Forbidden (CSRF token missing.): /admin/filer/clipboard/operations/upload/2/

django-cms / django-filer

File and Image Management Application for django

https://django-filer.readthedocs.io/

Other

1.76k stars 577 forks source link

Forbidden (CSRF token missing.): /admin/filer/clipboard/operations/upload/2/ #1410

Closed housUnus closed 9 months ago

housUnus commented 1 year ago

When i try to upload an image using the admin page it doesn't work anymore, it shows that:

Forbidden (CSRF token missing.): /admin/filer/clipboard/operations/upload/2/ [11/Aug/2023 03:23:08] "POST /admin/filer/clipboard/operations/upload/2/?qqfile=Tangerois+Store+Logo.jpg HTTP/1.1" 403 2506

and file is uploaded, I know a csrf_token is missing, but don't know where to add it on your package,

Regards

fsbraun commented 1 year ago

How exactly are you trying to upload the file? Since you say "anymore": What did you change?

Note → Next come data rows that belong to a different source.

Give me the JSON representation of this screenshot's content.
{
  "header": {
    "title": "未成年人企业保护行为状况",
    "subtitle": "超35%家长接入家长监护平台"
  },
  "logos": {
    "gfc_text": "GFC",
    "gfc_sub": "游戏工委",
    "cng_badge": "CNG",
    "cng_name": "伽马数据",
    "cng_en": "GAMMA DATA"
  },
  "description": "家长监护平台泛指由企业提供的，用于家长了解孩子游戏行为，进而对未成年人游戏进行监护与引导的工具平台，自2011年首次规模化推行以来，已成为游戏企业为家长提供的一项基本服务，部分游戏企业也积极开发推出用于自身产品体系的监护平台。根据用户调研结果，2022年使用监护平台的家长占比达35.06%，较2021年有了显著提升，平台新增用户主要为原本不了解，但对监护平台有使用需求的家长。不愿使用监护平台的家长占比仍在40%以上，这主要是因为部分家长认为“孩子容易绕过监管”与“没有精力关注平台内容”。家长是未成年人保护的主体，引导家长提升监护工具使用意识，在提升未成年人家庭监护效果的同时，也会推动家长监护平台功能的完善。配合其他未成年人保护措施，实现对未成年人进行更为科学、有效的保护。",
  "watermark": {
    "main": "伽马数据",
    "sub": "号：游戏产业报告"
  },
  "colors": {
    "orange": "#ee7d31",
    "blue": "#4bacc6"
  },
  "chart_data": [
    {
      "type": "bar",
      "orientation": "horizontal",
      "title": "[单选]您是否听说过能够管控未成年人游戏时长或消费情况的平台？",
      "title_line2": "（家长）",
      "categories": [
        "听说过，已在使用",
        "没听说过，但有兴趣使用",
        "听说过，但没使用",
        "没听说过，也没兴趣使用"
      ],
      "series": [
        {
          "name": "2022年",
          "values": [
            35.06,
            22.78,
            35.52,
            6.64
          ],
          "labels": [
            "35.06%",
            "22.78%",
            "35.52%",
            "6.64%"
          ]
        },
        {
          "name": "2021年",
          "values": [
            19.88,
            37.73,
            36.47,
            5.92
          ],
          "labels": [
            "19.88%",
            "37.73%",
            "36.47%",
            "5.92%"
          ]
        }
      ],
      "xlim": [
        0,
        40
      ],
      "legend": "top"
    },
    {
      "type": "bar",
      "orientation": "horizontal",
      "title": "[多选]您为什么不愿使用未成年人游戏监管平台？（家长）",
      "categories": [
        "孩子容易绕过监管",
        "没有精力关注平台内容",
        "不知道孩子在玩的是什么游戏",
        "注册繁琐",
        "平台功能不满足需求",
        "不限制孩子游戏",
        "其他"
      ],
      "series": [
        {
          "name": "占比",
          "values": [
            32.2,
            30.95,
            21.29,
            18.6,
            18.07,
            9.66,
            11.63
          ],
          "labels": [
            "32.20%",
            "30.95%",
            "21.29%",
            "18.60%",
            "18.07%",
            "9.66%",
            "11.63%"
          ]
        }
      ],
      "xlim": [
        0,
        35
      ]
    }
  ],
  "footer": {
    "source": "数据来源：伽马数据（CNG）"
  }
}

housUnus commented 1 year ago

It was working on filer v:2.2.4, but after upgrading to the latest version now it's not working anymore Django==4.2.3 django-filer==3.0.2 I was trying to upload on the admin area

housUnus commented 1 year ago

Please note that I'm using another way of uploading files rather than the admin interface, and it worked fine, I dived into the package code and found @csrf_exempt above the ajax_upload, which should allow the post request to move without a csrf token, so it must be a function that is calling the ajax_upload from the admin that doesn't have the csrf_exempt decorator, that's why it always fails to reach the ajax_upload, the solution might be adding the csrf token while calling the XMLHttpRequest uploader on the client side.

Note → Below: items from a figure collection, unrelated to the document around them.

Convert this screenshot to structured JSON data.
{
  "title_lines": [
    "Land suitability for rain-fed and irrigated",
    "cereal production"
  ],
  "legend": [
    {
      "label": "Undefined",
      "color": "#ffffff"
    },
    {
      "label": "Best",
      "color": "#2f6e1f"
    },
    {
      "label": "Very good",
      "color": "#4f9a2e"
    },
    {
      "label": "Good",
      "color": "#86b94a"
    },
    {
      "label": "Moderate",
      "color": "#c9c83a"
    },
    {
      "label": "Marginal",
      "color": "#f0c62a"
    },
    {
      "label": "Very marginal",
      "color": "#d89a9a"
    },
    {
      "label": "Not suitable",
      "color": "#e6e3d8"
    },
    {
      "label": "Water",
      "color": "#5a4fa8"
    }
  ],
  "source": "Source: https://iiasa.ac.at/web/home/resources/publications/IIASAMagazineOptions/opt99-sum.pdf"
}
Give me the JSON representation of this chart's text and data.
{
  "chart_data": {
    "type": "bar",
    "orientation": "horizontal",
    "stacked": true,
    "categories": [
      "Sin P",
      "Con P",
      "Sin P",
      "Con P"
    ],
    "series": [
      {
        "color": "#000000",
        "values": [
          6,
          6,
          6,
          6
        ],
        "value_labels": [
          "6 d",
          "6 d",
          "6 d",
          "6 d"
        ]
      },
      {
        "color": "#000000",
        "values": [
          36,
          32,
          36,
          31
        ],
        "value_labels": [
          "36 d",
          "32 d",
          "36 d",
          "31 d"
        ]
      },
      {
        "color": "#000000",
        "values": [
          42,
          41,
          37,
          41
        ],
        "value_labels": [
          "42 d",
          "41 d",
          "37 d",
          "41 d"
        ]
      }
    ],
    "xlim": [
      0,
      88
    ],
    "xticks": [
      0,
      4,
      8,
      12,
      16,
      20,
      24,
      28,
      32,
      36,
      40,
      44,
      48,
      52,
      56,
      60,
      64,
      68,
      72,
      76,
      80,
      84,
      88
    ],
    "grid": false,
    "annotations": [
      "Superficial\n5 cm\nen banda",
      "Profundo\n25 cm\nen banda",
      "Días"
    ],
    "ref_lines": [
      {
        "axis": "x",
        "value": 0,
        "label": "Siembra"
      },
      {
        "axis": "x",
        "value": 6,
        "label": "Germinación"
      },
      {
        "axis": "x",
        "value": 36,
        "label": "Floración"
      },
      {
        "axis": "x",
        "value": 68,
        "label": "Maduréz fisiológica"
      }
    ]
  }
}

housUnus commented 1 year ago

I have updated the js fileuploader so it sends the csrf without using csrf_exempt, and being blocked for non-unknown reasons as stated before.

fsbraun commented 1 year ago

I have not yet been able to reproduce the bug. How exactly are you uploading? I am unclear if you are using the admin interface (I understand no) or not (I understand you think some call to the admin interface requires the token). Uploads outside the admin interface are currently not supported.

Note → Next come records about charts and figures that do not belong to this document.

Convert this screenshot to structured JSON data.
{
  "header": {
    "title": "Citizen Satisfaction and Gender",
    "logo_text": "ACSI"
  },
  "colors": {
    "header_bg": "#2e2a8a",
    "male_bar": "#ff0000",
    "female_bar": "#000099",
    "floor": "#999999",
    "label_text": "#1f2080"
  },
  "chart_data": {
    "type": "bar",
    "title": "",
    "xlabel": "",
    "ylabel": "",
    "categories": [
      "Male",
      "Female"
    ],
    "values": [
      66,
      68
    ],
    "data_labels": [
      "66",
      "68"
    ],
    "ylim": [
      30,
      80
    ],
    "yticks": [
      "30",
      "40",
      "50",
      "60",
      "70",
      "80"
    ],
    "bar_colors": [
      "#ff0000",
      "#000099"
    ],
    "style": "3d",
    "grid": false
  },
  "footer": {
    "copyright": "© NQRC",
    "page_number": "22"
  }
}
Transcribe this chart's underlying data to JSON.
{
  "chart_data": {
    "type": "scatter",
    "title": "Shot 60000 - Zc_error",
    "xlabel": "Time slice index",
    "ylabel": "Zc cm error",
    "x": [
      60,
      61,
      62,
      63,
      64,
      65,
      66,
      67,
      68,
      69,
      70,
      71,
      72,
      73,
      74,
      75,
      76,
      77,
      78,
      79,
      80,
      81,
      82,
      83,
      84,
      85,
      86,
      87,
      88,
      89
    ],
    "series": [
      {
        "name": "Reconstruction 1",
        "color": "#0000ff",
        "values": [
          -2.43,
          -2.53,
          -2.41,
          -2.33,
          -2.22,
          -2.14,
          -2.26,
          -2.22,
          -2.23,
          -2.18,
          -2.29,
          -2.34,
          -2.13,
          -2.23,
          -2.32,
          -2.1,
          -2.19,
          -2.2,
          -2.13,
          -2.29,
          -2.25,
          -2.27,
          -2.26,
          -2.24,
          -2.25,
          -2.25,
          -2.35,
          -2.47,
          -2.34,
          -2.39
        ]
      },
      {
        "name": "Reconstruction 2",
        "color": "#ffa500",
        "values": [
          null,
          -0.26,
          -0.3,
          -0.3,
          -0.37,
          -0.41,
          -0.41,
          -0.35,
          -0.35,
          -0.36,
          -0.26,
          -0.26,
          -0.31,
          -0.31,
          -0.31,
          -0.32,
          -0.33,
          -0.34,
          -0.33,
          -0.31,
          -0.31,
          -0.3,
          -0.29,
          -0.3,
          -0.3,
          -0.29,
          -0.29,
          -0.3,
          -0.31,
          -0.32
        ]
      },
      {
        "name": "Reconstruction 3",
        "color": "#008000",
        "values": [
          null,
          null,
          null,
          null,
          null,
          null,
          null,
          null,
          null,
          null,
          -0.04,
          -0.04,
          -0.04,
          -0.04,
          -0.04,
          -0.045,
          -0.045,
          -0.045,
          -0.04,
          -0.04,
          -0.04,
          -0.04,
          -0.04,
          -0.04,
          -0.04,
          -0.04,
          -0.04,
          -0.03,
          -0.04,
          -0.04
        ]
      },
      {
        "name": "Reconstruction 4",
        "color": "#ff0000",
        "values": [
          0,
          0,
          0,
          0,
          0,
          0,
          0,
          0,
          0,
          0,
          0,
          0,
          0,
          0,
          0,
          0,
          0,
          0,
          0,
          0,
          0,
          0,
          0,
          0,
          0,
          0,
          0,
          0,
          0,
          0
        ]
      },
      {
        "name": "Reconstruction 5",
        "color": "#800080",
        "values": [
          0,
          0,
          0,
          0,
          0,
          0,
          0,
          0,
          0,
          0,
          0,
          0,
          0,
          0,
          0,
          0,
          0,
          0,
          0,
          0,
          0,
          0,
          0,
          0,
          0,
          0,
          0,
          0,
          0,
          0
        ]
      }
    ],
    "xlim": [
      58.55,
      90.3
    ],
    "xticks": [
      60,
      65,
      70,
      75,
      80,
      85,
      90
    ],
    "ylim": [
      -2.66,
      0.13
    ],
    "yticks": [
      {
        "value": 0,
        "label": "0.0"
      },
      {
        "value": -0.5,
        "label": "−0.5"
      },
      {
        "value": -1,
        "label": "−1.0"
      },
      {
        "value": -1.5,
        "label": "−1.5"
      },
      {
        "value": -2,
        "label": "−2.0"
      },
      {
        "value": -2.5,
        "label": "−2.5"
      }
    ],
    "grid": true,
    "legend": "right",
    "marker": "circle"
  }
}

housUnus commented 1 year ago

I was using the admin interface to upload, but i always had the CSRF missing problem,

What I've added is: csrf=document.querySelector('form input[name="csrfmiddlewaretoken"]') . . .o.setRequestHeader("X-CSRFToken",csrf.value)

Which allows sending the csrf token with the request.

stale[bot] commented 10 months ago

This issue has been automatically marked as stale because it has not had recent activity. It will be closed if no further activity occurs. Thank you for your contributions.

stale[bot] commented 9 months ago

This will now be closed due to inactivity, but feel free to reopen it.